絶対に愛さないと決めた俺様外科医の子を授かりました
 芽衣は顔を出さなかった。彼女の心境を考えれば、挨拶できる余裕なんてなかったことだろう。
(連絡先も交換できなかったな……)
 ママ友になりたいと言ってくれたのに。
 日々、分娩室に運ばれていく妊婦。遠くの方で聞こえる声を聴きながら、美澄は点滴が落ちていくのをぼんやりと眺めていた。
 そんなある日、カーテンがいきなりしゃっと開けられた。入ってきたのは透夜だった。彼が直接病室を訪れるのは二度目だ。
「美澄、大丈夫か。看護師から、おまえが落ち込んでるようだって聞いた」
 透夜がやさしく慰めるように声をかけてくる。
「わざわざ心配してきてくれたんですね。

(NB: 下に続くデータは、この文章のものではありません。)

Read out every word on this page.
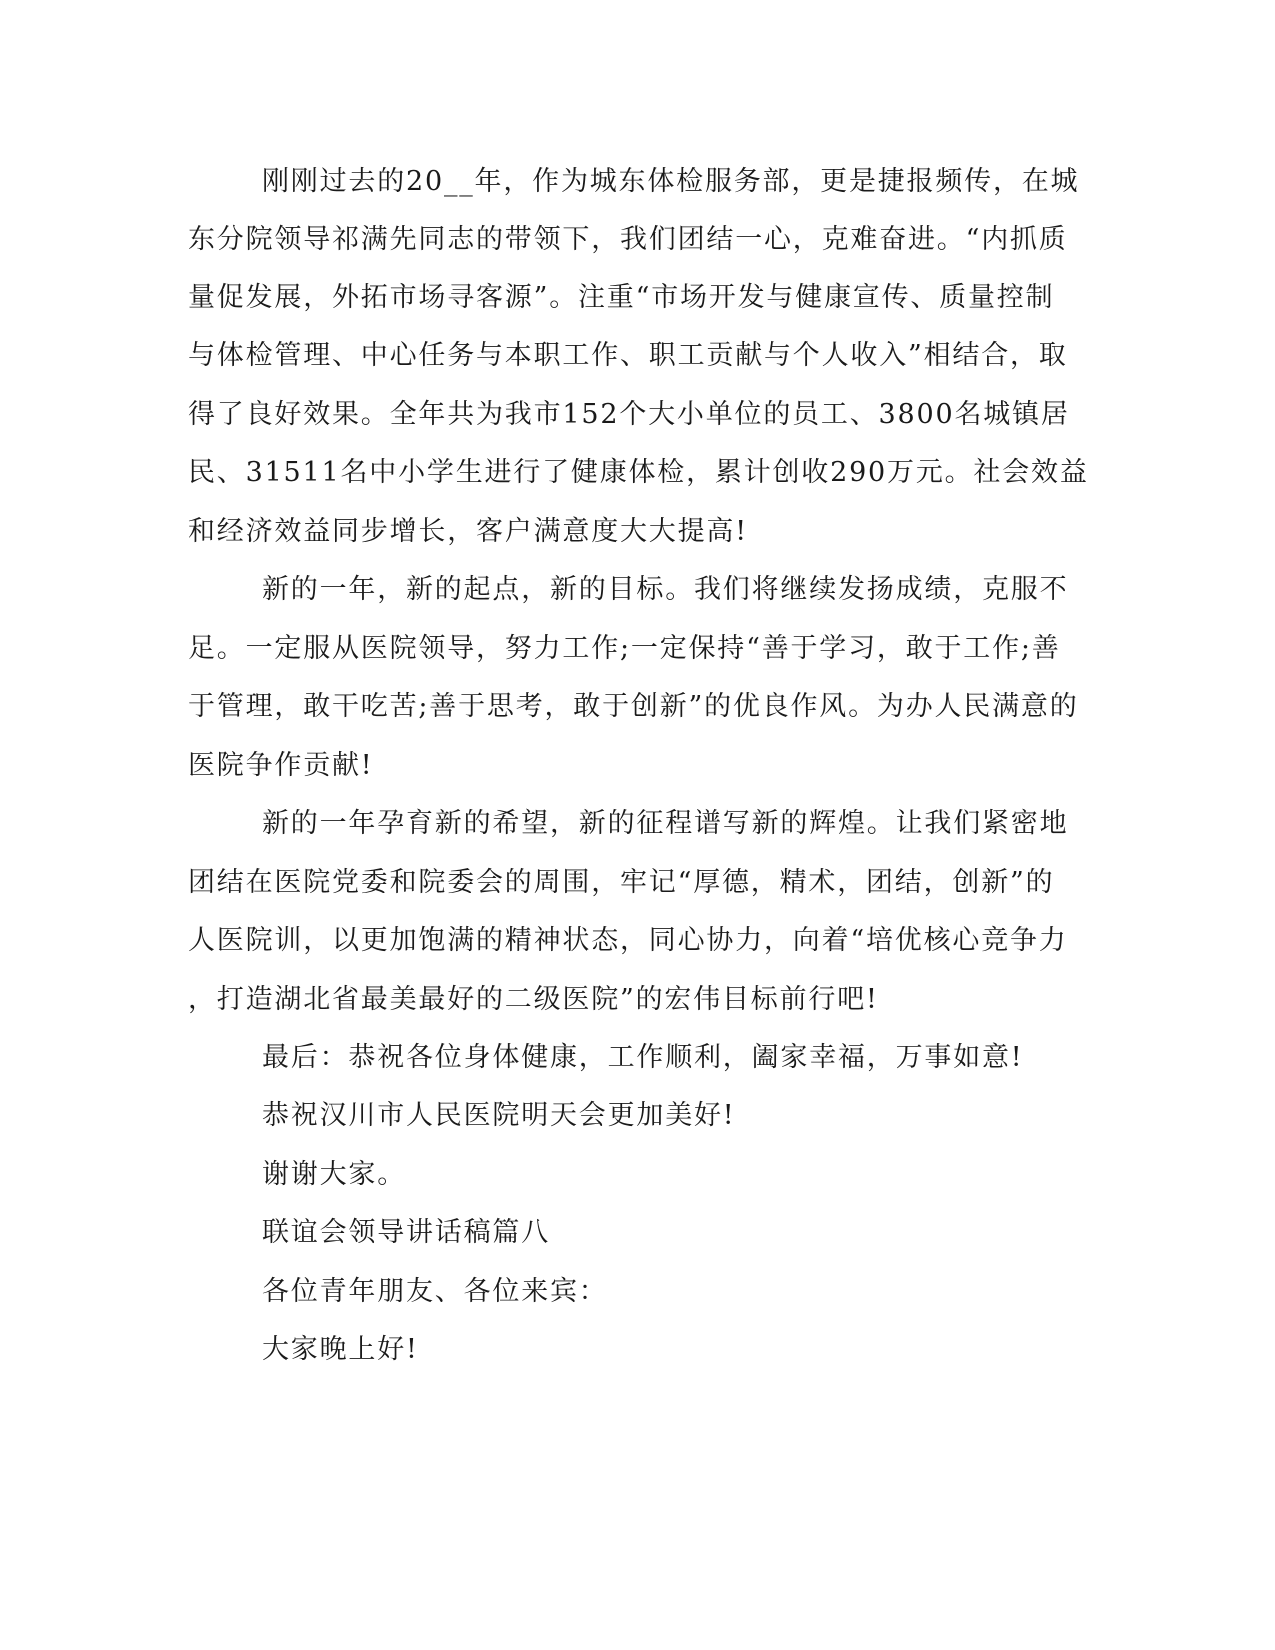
刚刚过去的20__年，作为城东体检服务部，更是捷报频传，在城
东分院领导祁满先同志的带领下，我们团结一心，克难奋进。“内抓质
量促发展，外拓市场寻客源”。注重“市场开发与健康宣传、质量控制
与体检管理、中心任务与本职工作、职工贡献与个人收入”相结合，取
得了良好效果。全年共为我市152个大小单位的员工、3800名城镇居
民、31511名中小学生进行了健康体检，累计创收290万元。社会效益
和经济效益同步增长，客户满意度大大提高!
新的一年，新的起点，新的目标。我们将继续发扬成绩，克服不
足。一定服从医院领导，努力工作;一定保持“善于学习，敢于工作;善
于管理，敢干吃苦;善于思考，敢于创新”的优良作风。为办人民满意的
医院争作贡献!
新的一年孕育新的希望，新的征程谱写新的辉煌。让我们紧密地
团结在医院党委和院委会的周围，牢记“厚德，精术，团结，创新”的
人医院训，以更加饱满的精神状态，同心协力，向着“培优核心竞争力
，打造湖北省最美最好的二级医院”的宏伟目标前行吧!
最后：恭祝各位身体健康，工作顺利，阖家幸福，万事如意!
恭祝汉川市人民医院明天会更加美好!
谢谢大家。
联谊会领导讲话稿篇八
各位青年朋友、各位来宾：
大家晚上好!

先生だって忙しいのに」
 愛想笑いをする美澄に気付いたのか、透夜は無表情のままカーテンを閉め直し、ベッド脇の椅子に座った。まるで診察するかのように。
「不安があれば言えばいい。医者や看護師に言えないことも、俺には言ってほしい」
「先生だってお医者さんじゃないですか」
「俺は、医者である前に、ひとりの男だ。おまえにとって、たったひとりの夫だろ」
 医者の顔から旦那様の顔になる。そんな透夜のやわらかな空気を感じて、美澄は喉のあたりに詰まって流しきれない感情をゆっくり解いていった。
「透夜さん、あのね」
「うん。なんでも聞いてやる。ゆっくりでいいからな」
 泣きそうになるのを見られたくなくて、美澄は堪えていたのだが、やはり透夜を前にすると何も隠せないみたいだ。
「急に、怖くなって」
「うん」
「この間までがんばるって言ってた彼女が……あ、赤ちゃんダメになって……私、何も声をかけてあげられなかった」
「……うん」
「それに、私も、もし赤ちゃんに何かあったらどうしようとか、考えて……そしたら、不安でいっぱいになって……それで」
「ああ」
 透夜はすぐ側にきて美澄を抱きしめ、彼女の背中をさすった。その手があたたかくて、美澄の目からはまたたくまに涙があふれていく。ぽろりと、頬を伝っていった涙が、透夜の白衣を濡らした。
「不安になるのも当たりまえだ。我慢はしなくていい」
 透夜は多くの言葉を告げない。けれど、ただそれだけでよかった。
 ただ聞いてくれて、彼の手がやさしくさすってくれることで、美澄の中で大きく膨れていた冷たい氷の塊のような不安が瓦解していく。やがて彼の胸でわんわんと泣いて、すべて流れていった。